Heidelberg, the youngest of three children, was raised in Meridian by an aunt, who served as the live-in maid to then Mayor Clint Vincent. She grew up in the mayor’s Poplar Springs home helping to take care of the household and working other odd jobs.

In the 1960s, Heidelberg joined the Council of Federated Organizations, which was a coalition of local, state and national movements to get Blacks registered to vote, and later became close with Civil Rights workers Andrew Goodman, James Chaney and Michael Schwerner.

The Rev. Charles Johnson, who was also a COFO member, told The Meridian Star in 1992 that Chaney and Schwerner were especially close and came to view Heidelberg almost as a surrogate mother. Their murders, along with that of Andrew Goodman, at the hands of the Ku Klux Klan in Philadelphia in 1964, was hard for her to bear.

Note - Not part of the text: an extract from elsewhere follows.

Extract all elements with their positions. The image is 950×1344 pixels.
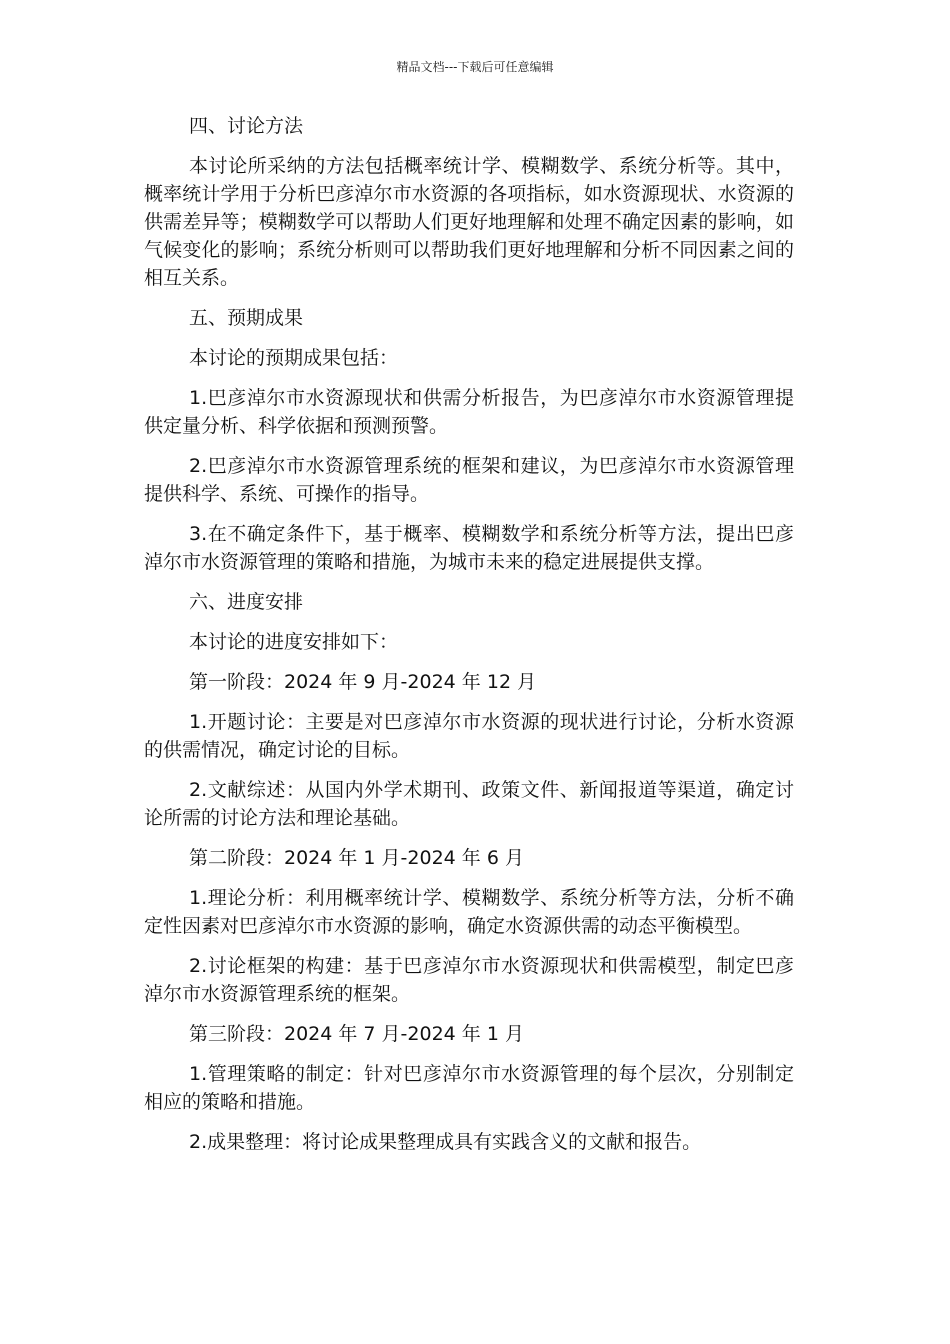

But Heidelberg’s involvement with the struggle for Civil Rights didn’t end. She, along with other COFO members, were arrested multiple times for their activism.

Heidelberg cemented her place in Meridian history when a Klansman who had scared her during a picket rally at the then Winn-Dixie on 18th Avenue appeared several years later at her church, St. John Baptist Church, as a candidate for Justice Court judge. Using the public forum of the political meeting, she recalled the fear of her first meeting the Klansman and asked how he could ask for her vote after what he had done.

Throughout the years, Heidelberg has received recognition for her efforts including being featured in the New York Times Magazine in July 1989, receiving the Fannie Lou Hamer Award from the Mississippi NAACP and having a scholarship established in her name by the Mississippi NAACP. She died Nov. 6, 1995 at age 82.

While the names of several prominent Civil Rights activists are well known, including Young, Chaney, Carnegie and more, Heidelberg’s name has not traveled as far, Jones said. Yet many of those men credit Heidelberg as not only a participant, she said, but a leader in Meridian’s Civil Rights movement.

Councilwoman Romande Walker said the first step in renaming a street would be to hear from the city’s Community Development department, which is working through a similar process to rename a street in honor of fallen Meridian Police Officer Kennis Croom.

Once the council understands what needs to happen, she said, it will be easier to see where and how council members may be able to help.

Tuesday’s discussion was not the first time someone has attempted to name a street after Heidelberg, but previous efforts have fizzled out, Jones said. This time, she said, she intends to see it through.

“We have got to do this,” she said. “Ms. Polly, she deserves this.”